Tutto è iniziato con una chiamata da parte di uno sconosciuto con accento sudamericano. All’altro capo del telefono, l’uomo sosteneva di aver trovato la patente di guida del 60enne, denunciata rubata solo il giorno prima.
Una buona notizia, apparentemente. Ma con una condizione: per riaverla, l’uomo avrebbe dovuto pagare 30 euro. Appuntamento fissato alla Stazione Termini, come fosse una consegna discreta.
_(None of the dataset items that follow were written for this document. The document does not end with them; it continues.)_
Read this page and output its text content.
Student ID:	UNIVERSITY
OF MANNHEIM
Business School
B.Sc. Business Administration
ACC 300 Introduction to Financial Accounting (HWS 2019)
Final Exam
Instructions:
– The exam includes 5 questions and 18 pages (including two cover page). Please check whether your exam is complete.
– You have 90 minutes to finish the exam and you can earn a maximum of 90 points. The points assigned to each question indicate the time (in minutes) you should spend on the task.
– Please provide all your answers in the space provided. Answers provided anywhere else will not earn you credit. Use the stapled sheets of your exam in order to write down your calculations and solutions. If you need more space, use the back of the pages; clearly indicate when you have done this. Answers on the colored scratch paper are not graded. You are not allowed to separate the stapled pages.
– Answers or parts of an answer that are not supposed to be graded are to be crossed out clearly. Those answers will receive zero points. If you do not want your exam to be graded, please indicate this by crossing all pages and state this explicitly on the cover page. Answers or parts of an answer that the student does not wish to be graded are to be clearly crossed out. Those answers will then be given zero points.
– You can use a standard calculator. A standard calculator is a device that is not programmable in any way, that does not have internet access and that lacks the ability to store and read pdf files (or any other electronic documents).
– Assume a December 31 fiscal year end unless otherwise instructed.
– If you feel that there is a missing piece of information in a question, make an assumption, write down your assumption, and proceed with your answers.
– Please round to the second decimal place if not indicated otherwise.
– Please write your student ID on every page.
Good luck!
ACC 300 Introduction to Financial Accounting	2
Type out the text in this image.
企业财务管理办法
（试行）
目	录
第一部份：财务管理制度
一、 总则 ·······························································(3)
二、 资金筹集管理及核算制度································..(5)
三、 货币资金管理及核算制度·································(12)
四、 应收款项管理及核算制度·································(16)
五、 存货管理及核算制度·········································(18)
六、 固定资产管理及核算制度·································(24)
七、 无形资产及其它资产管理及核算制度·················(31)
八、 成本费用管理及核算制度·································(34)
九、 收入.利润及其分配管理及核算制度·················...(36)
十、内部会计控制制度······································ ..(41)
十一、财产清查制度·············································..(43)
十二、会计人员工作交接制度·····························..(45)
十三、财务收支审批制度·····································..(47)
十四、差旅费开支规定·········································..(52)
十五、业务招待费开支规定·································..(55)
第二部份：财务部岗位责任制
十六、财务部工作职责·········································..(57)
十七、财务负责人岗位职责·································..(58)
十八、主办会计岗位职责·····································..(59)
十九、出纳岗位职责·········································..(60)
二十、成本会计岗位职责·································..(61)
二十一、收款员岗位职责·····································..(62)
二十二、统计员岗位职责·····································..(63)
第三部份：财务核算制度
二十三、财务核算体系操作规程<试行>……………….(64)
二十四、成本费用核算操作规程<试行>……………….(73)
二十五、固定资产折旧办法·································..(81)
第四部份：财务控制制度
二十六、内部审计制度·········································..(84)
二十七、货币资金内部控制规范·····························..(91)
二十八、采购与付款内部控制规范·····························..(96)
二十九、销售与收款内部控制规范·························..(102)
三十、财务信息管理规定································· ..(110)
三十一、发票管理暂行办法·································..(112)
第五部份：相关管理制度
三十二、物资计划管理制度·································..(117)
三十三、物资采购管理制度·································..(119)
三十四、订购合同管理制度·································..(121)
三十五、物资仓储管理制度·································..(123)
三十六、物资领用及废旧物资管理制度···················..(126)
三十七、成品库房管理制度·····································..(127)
L’uomo, insospettito dalla dinamica e deciso a non cedere a quello che gli è sembrato subito un ricatto, ha contattato i Carabinieri del Nucleo Roma Scalo Termini. Così, insieme a loro, si è recato al luogo dell’incontro. I militari, appostati a breve distanza, hanno atteso che il passaggio andasse in scena prima di intervenire.
A finire nei guai sono stati due cittadini honduregni, un uomo di 30 anni e una donna di 31, entrambi senza fissa dimora e con precedenti penali. Al momento dello scambio, sono stati immediatamente bloccati e identificati dai Carabinieri. La patente è stata recuperata e restituita al legittimo proprietario.
Per i due è scattata una denuncia a piede libero per estorsione.